Estas iniciativas vinculan la conmemoración con la acción práctica. Sin embargo, su eficacia depende de su aplicación por parte de los Estados. Las normas internacionales deben plasmarse en la legislación nacional, los presupuestos públicos, las instituciones independientes y la práctica cotidiana. El homenaje más auténtico a Mandela es alcanzar avances medibles en la reducción de la pobreza, la eliminación de la discriminación racial, la protección del espacio cívico y la garantía de la dignidad de las personas privadas de libertad
Posición del GICJ
El Centro Internacional de Ginebra para la Justicia (GICJ) rinde homenaje al legado perdurable de Nelson Mandela en materia de igualdad, justicia, reconciliación y respeto de la dignidad humana. Su vida demuestra tanto la necesidad de resistir la opresión institucionalizada como la responsabilidad de construir, tras la injusticia, instituciones inclusivas basadas en los derechos humanos.
GICJ exhorta a los Estados a combatir la pobreza y la desigualdad mediante políticas fundamentadas en el derecho internacional de los derechos humanos. Los gobiernos deben eliminar la discriminación racial y todas las demás formas de discriminación, garantizar el igual acceso a los servicios esenciales y asegurar que las comunidades afectadas puedan participar de manera significativa en las decisiones que influyen en sus vidas. Asimismo, las personas defensoras de los derechos humanos y las organizaciones de la sociedad civil deben poder desempeñar su labor de forma libre y segura.
GICJ insta además a todos los Estados a aplicar plenamente las Reglas Nelson Mandela. Toda persona privada de libertad debe estar protegida contra la tortura, los malos tratos, la discriminación y las condiciones de detención degradantes. Las instalaciones de detención deben estar sujetas a mecanismos eficaces de supervisión independiente, y toda denuncia de abusos debe investigarse con prontitud, imparcialidad y transparencia.

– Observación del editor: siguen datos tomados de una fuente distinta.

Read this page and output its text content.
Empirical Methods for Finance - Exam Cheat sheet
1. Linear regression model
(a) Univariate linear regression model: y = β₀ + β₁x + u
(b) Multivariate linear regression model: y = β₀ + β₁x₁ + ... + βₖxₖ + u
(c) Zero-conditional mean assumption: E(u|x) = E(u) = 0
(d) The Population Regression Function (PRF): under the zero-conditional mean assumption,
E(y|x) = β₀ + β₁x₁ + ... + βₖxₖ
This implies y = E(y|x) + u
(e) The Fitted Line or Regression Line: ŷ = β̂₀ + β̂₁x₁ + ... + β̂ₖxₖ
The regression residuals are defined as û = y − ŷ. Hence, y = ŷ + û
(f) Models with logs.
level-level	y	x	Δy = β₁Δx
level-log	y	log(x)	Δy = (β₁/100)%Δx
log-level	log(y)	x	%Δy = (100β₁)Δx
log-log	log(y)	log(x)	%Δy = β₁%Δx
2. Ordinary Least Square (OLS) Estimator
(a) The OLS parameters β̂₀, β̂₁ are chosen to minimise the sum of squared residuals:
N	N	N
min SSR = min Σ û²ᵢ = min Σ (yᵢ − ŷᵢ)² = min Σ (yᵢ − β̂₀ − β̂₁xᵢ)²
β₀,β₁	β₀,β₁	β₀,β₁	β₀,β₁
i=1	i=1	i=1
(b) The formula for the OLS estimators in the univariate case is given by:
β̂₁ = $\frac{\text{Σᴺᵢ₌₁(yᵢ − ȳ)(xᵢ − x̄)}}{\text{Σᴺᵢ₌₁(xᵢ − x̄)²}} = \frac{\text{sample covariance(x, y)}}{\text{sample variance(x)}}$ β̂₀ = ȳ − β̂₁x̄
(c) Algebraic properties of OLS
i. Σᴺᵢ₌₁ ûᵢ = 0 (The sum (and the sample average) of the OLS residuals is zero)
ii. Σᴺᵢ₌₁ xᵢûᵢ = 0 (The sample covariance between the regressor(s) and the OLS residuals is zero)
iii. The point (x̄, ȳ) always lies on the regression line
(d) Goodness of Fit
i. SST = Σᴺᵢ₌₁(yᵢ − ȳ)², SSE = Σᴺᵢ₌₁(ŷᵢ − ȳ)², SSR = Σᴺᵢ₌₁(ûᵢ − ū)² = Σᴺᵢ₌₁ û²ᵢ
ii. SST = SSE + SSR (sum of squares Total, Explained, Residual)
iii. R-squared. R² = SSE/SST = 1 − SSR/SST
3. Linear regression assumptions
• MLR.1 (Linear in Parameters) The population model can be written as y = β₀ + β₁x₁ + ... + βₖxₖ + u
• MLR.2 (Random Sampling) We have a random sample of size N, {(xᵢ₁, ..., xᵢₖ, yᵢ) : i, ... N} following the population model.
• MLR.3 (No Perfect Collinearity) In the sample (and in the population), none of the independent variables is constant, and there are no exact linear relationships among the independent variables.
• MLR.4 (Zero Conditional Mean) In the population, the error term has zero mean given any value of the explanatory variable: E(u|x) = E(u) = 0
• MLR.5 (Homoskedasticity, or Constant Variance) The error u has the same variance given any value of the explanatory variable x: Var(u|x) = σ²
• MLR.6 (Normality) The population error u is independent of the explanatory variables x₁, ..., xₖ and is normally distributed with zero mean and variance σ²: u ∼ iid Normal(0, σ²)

El Día Internacional de Nelson Mandela debe seguir siendo mucho más que la celebración de una figura histórica excepcional. Debe servir como un llamamiento anual a afrontar la injusticia allí donde persista y a transformar la admiración en responsabilidad. Mandela demostró que los sistemas opresivos pueden ser desafiados, que es posible construir sociedades democráticas y que la reconciliación puede coexistir con un firme compromiso con la igualdad. Su labor inconclusa pertenece ahora a todos. El poder para construir sociedades más justas, pacíficas y humanas sigue estando en nuestras manos.